Another Legislative Success

With inotify in Linus's tree, let us take a break from the economic rants and sordid stories of Bostonian fun and look at how to use the beast.

This is going to get technical.

First step is to initialize an inotify instance and associated queue:

    int fd;

    fd = inotify_init ();
    if (fd < 0)
        perror ("inotify_init");

Second step is to watch some objects. Events are generated against registered watches (and their children). Each watch is comprised of a (path,mask) pair and represented by a watch descriptor (wd). The watch mask is a bitmask of one or more events, defined in inotify.h.

Let's add a watch for closes (but only if the file was opened for writing!) and any extended attribute changes to the file coworker_blackmail.txt:

    int wd;

    wd = inotify_add_watch (fd,
                            IN_CLOSE_WRITE | IN_ATTRIB);
    if (wd < 0)
        perror ("inotify_add_watch");

Thousands of watches can be added in a similar manner. The return value--the watch descriptor--is used to tie the event back to the initial object.

Other possible events include read, write, close (but not opened for writing), open, move, create, and delete. The inotify design is extensible, and we can add new events if needed.
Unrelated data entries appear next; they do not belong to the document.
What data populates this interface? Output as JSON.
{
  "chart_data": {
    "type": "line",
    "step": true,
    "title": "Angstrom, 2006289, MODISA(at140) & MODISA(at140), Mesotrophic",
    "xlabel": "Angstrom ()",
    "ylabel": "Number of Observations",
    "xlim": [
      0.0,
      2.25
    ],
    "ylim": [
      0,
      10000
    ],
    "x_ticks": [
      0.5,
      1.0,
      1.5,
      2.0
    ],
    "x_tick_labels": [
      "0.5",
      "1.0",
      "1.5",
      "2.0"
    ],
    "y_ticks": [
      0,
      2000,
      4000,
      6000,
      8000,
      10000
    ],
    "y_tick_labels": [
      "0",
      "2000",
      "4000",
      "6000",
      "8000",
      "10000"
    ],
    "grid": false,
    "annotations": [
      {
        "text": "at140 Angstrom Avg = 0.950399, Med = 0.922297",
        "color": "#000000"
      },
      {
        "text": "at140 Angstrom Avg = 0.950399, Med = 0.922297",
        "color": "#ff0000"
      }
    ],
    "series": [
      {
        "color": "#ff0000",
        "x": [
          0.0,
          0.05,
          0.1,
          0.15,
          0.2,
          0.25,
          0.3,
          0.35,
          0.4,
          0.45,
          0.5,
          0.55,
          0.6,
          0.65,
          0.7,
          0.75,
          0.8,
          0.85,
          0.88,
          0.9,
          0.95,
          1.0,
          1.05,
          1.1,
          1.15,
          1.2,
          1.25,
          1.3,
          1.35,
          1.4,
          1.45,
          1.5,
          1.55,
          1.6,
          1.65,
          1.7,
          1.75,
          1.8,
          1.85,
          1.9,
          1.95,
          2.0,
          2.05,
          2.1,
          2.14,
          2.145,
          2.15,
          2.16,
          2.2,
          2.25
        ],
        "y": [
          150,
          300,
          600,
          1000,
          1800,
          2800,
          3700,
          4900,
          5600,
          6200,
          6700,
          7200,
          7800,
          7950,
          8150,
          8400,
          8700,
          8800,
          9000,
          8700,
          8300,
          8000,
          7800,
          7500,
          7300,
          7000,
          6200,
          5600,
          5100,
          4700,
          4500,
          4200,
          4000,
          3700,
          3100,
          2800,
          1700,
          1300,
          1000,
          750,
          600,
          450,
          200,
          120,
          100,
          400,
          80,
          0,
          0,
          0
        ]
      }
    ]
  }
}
For the Samba folks, inotify supports one-shot watches. If IN_ONESHOT is set on the mask during watch addition, the watch is atomically removed after the generation of the first event.
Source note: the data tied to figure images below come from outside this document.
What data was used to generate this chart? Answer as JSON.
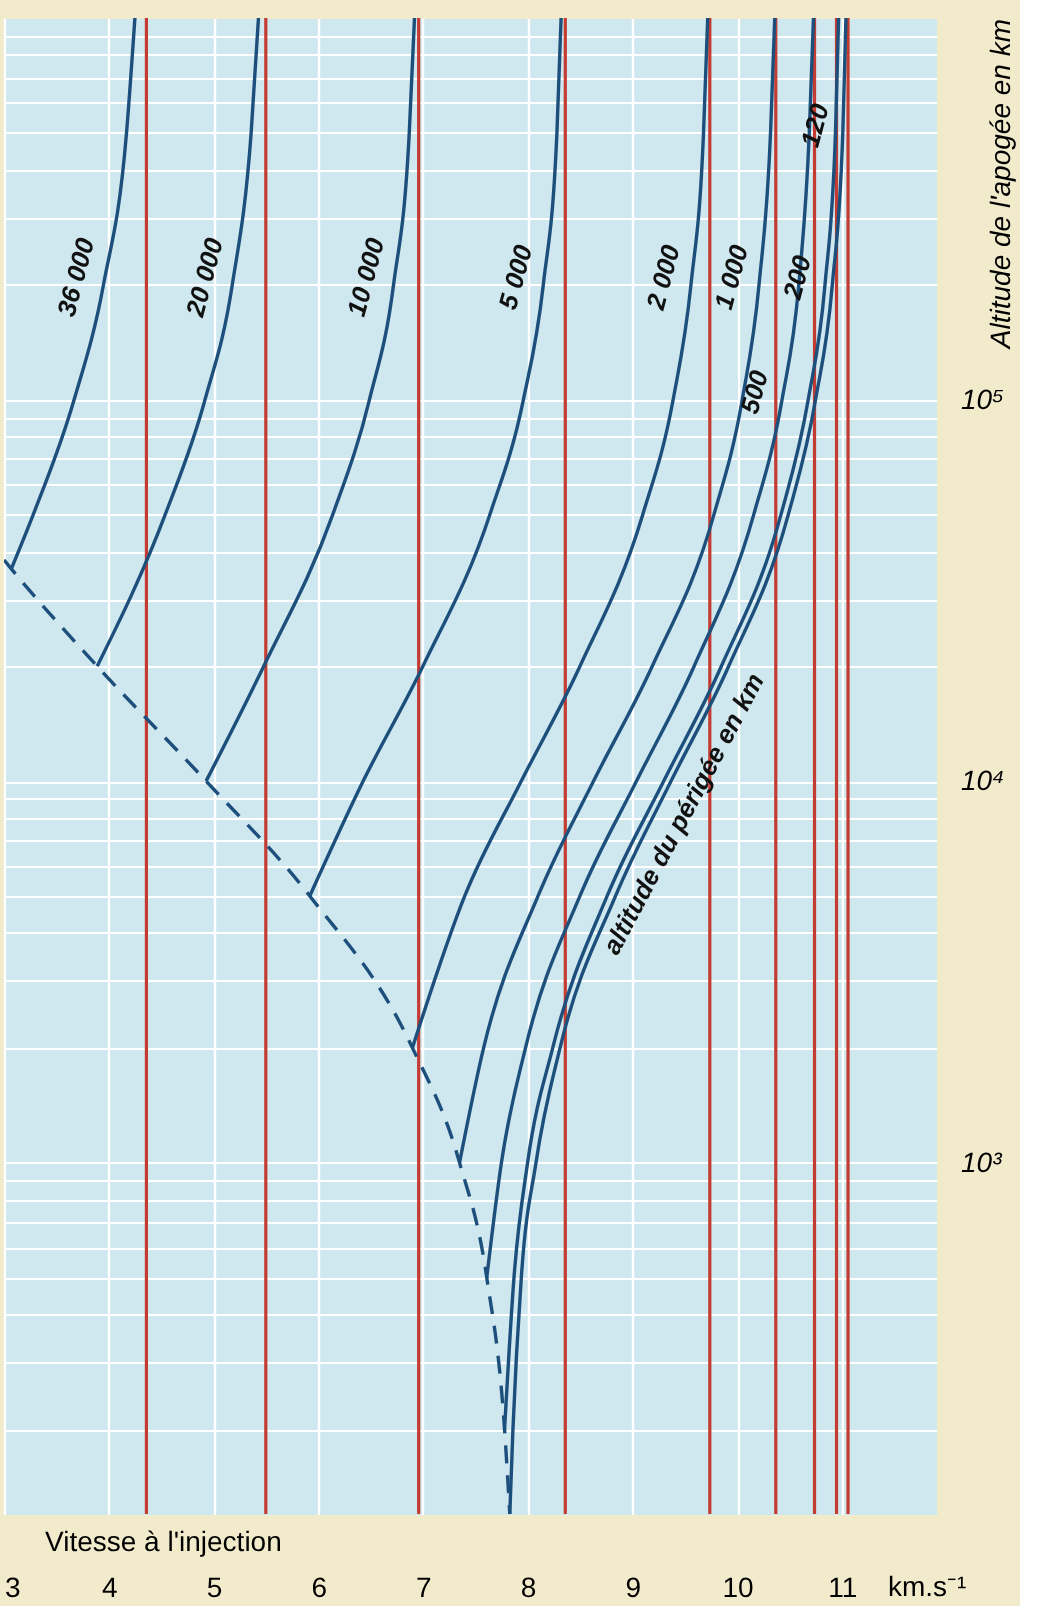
{
  "chart_data": {
    "type": "line",
    "xlabel": "Vitesse à l'injection",
    "ylabel": "Altitude de l'apogée en km",
    "annotations": [
      "altitude du périgée en km",
      "km.s⁻¹"
    ],
    "xlim": [
      3,
      11.9
    ],
    "xticks": [
      3,
      4,
      5,
      6,
      7,
      8,
      9,
      10,
      11
    ],
    "ylim": [
      120,
      1000000
    ],
    "yticks": [
      {
        "value": 200,
        "label": null
      },
      {
        "value": 300,
        "label": null
      },
      {
        "value": 400,
        "label": null
      },
      {
        "value": 500,
        "label": null
      },
      {
        "value": 600,
        "label": null
      },
      {
        "value": 700,
        "label": null
      },
      {
        "value": 800,
        "label": null
      },
      {
        "value": 900,
        "label": null
      },
      {
        "value": 1000,
        "label": "10³"
      },
      {
        "value": 2000,
        "label": null
      },
      {
        "value": 3000,
        "label": null
      },
      {
        "value": 4000,
        "label": null
      },
      {
        "value": 5000,
        "label": null
      },
      {
        "value": 6000,
        "label": null
      },
      {
        "value": 7000,
        "label": null
      },
      {
        "value": 8000,
        "label": null
      },
      {
        "value": 9000,
        "label": null
      },
      {
        "value": 10000,
        "label": "10⁴"
      },
      {
        "value": 20000,
        "label": null
      },
      {
        "value": 30000,
        "label": null
      },
      {
        "value": 40000,
        "label": null
      },
      {
        "value": 50000,
        "label": null
      },
      {
        "value": 60000,
        "label": null
      },
      {
        "value": 70000,
        "label": null
      },
      {
        "value": 80000,
        "label": null
      },
      {
        "value": 90000,
        "label": null
      },
      {
        "value": 100000,
        "label": "10⁵"
      },
      {
        "value": 200000,
        "label": null
      },
      {
        "value": 300000,
        "label": null
      },
      {
        "value": 400000,
        "label": null
      },
      {
        "value": 500000,
        "label": null
      },
      {
        "value": 600000,
        "label": null
      },
      {
        "value": 700000,
        "label": null
      },
      {
        "value": 800000,
        "label": null
      },
      {
        "value": 900000,
        "label": null
      }
    ],
    "log": "y",
    "grid": true,
    "legend": false,
    "marker": "none",
    "line_style": "solid",
    "series": [
      {
        "name": "36 000",
        "color": "#1d4f7c",
        "x": [
          3.07,
          3.28,
          3.67,
          3.95,
          4.17,
          4.25
        ],
        "values": [
          36000,
          50000,
          100000,
          200000,
          500000,
          1000000
        ]
      },
      {
        "name": "20 000",
        "color": "#1d4f7c",
        "x": [
          3.89,
          4.54,
          4.92,
          5.18,
          5.36,
          5.43
        ],
        "values": [
          20000,
          50000,
          100000,
          200000,
          500000,
          1000000
        ]
      },
      {
        "name": "10 000",
        "color": "#1d4f7c",
        "x": [
          4.93,
          5.48,
          6.14,
          6.49,
          6.72,
          6.87,
          6.92
        ],
        "values": [
          10000,
          20000,
          50000,
          100000,
          200000,
          500000,
          1000000
        ]
      },
      {
        "name": "5 000",
        "color": "#1d4f7c",
        "x": [
          5.92,
          6.43,
          7.0,
          7.64,
          7.96,
          8.15,
          8.28,
          8.32
        ],
        "values": [
          5000,
          10000,
          20000,
          50000,
          100000,
          200000,
          500000,
          1000000
        ]
      },
      {
        "name": "2 000",
        "color": "#1d4f7c",
        "x": [
          6.9,
          7.4,
          7.94,
          8.5,
          9.1,
          9.39,
          9.56,
          9.68,
          9.72
        ],
        "values": [
          2000,
          5000,
          10000,
          20000,
          50000,
          100000,
          200000,
          500000,
          1000000
        ]
      },
      {
        "name": "1 000",
        "color": "#1d4f7c",
        "x": [
          7.35,
          7.58,
          8.1,
          8.63,
          9.19,
          9.78,
          10.05,
          10.21,
          10.32,
          10.36
        ],
        "values": [
          1000,
          2000,
          5000,
          10000,
          20000,
          50000,
          100000,
          200000,
          500000,
          1000000
        ]
      },
      {
        "name": "500",
        "color": "#1d4f7c",
        "x": [
          7.61,
          7.75,
          7.98,
          8.5,
          9.04,
          9.59,
          10.16,
          10.43,
          10.59,
          10.69,
          10.73
        ],
        "values": [
          500,
          1000,
          2000,
          5000,
          10000,
          20000,
          50000,
          100000,
          200000,
          500000,
          1000000
        ]
      },
      {
        "name": "200",
        "color": "#1d4f7c",
        "x": [
          7.78,
          7.87,
          8.0,
          8.24,
          8.76,
          9.3,
          9.85,
          10.42,
          10.68,
          10.84,
          10.94,
          10.97
        ],
        "values": [
          200,
          500,
          1000,
          2000,
          5000,
          10000,
          20000,
          50000,
          100000,
          200000,
          500000,
          1000000
        ]
      },
      {
        "name": "120",
        "color": "#1d4f7c",
        "x": [
          7.83,
          7.86,
          7.94,
          8.08,
          8.31,
          8.84,
          9.37,
          9.92,
          10.49,
          10.75,
          10.91,
          11.01,
          11.04
        ],
        "values": [
          120,
          200,
          500,
          1000,
          2000,
          5000,
          10000,
          20000,
          50000,
          100000,
          200000,
          500000,
          1000000
        ]
      },
      {
        "color": "#1d4f7c",
        "line_style": "dashed",
        "x": [
          3.0,
          3.07,
          3.89,
          4.93,
          5.92,
          6.9,
          7.35,
          7.61,
          7.78,
          7.83
        ],
        "values": [
          38000,
          36000,
          20000,
          10000,
          5000,
          2000,
          1000,
          500,
          200,
          120
        ]
      }
    ],
    "ref_lines": [
      {
        "axis": "x",
        "value": 4.36,
        "color": "#c43b32"
      },
      {
        "axis": "x",
        "value": 5.5,
        "color": "#c43b32"
      },
      {
        "axis": "x",
        "value": 6.96,
        "color": "#c43b32"
      },
      {
        "axis": "x",
        "value": 8.36,
        "color": "#c43b32"
      },
      {
        "axis": "x",
        "value": 9.74,
        "color": "#c43b32"
      },
      {
        "axis": "x",
        "value": 10.37,
        "color": "#c43b32"
      },
      {
        "axis": "x",
        "value": 10.74,
        "color": "#c43b32"
      },
      {
        "axis": "x",
        "value": 10.95,
        "color": "#c43b32"
      },
      {
        "axis": "x",
        "value": 11.06,
        "color": "#c43b32"
      }
    ]
  }
}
The file descriptor returned by inotify_init() is select()- and poll()-able. When ready, events may be read via read(2):

    char buf[BUF_LEN];    
    int len, i = 0;

    len = read (fd, buf, BUF_LEN);

    while (i < len) {
        struct inotify_event *event = (struct inotify_event *) &buf[i];

        printf ("wd=%d mask=%d cookie=%d len=%d\n",
                event->wd, event->mask, event->cookie, event->len);
        if (event->len)
            printf ("name=%s\n", event->name);

        i += sizeof (struct inotify_event) + event->len;

We read events in this fashion for two reasons. One, inotify allows us to slurp down all available events with a single read request. Two, the size of the structure is dynamic and based on the length of the filename, if any, and associated padding.
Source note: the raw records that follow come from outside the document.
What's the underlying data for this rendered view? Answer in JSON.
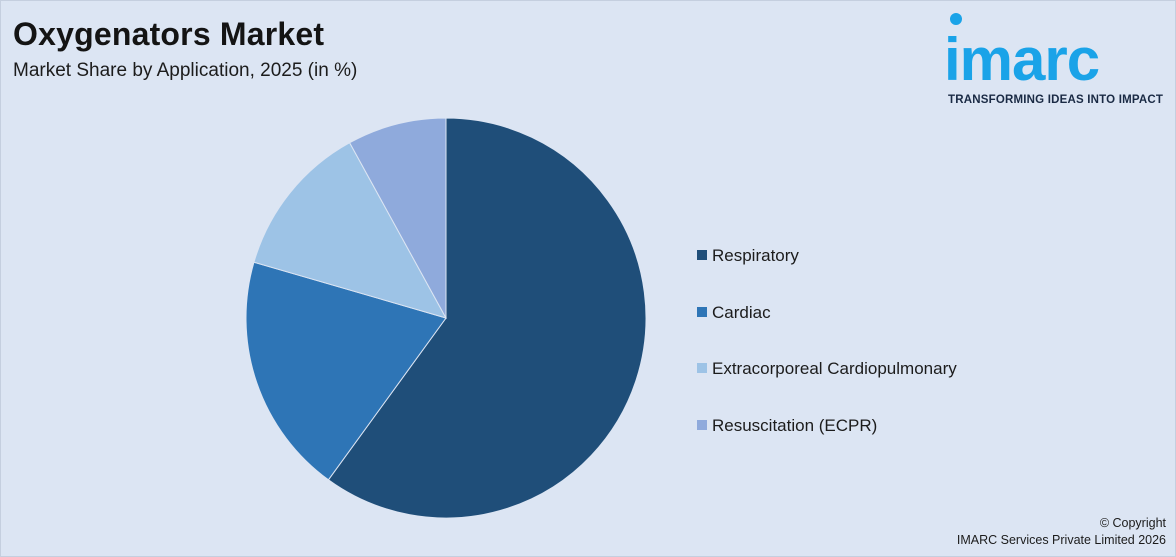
{
  "header": {
    "title": "Oxygenators Market",
    "subtitle": "Market Share by Application, 2025 (in %)"
  },
  "logo": {
    "wordmark": "imarc",
    "tagline": "TRANSFORMING IDEAS INTO IMPACT",
    "color": "#1aa3e8"
  },
  "chart_data": {
    "type": "pie",
    "title": "Oxygenators Market",
    "subtitle": "Market Share by Application, 2025 (in %)",
    "legend_position": "right",
    "series": [
      {
        "name": "Respiratory",
        "value": 60,
        "color": "#1f4e79"
      },
      {
        "name": "Cardiac",
        "value": 19.5,
        "color": "#2e75b6"
      },
      {
        "name": "Extracorporeal Cardiopulmonary",
        "value": 12.5,
        "color": "#9dc3e6"
      },
      {
        "name": "Resuscitation (ECPR)",
        "value": 8,
        "color": "#8faadc"
      }
    ]
  },
  "footer": {
    "copyright_line1": "© Copyright",
    "copyright_line2": "IMARC Services Private Limited 2026"
  }
}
For every event, the flag IN_ISDIR is set in the mask if the object in question is a directory.

If the object-in-question's backing filesystem is unmounted, the event IN_UNMOUNT is sent and the watch is automatically removed. Inotify, unlike dnotify, will not pin the mount.

A watch is removed via

    int ret;

    ret = inotify_rm_watch (fd, wd);
    if (ret < 0)
        perror ("inotify_rm_watch");

The size of the queue is obtainable via ioctl(2):

    unsigned int queue_len;
    int ret;

    ret = ioctl (fd, FIONREAD, &queue_len);
    if (ret < 0)
        perror ("ioctl");
        printf ("%d bytes pending in queue\n", queue_len);

The inotify instance is destroyed and cleaned up on close(2):

    int ret;

    ret = close (fd);
    if (ret < 0)
        perror ("close");

Inotify is configurable via sysctl(8) and procfs:

/proc/sys/filesystem/inotify/max_queued_events is the maximum number of events that can be queued at once. If the queue reaches this size, new events are dropped, but the IN_Q_OVERFLOW event is always sent. With a significantly large queue, overflows are rare even if watching many objects, despite what Nat might say.

/proc/sys/filesystem/inotify/max_user_instances is the maximum number of inotify instances that a given user can instantiate.

/proc/sys/filesystem/inotify/max_user_watches is the maximum number of watches per instance.

These knobs exist because kernel memory is a precious resource. Only the system administrator can change them.

Inotify is easy-to-use yet versatile; powerful yet lightweight. I am interested in seeing what applications can do with it. Already, we have Beagle, Gamin, Muine, and--hopefully soon--Samba. What's Next?

SUSE 9.3 users can grab a kernel package with inotify locked and loaded. And both Fedora and our development kernel now come with inotify! Rough riders can grab 2.6.13-rc3-git1.

Pleased to see that Dave Miller has a blog. But you need an RSS feed, duder!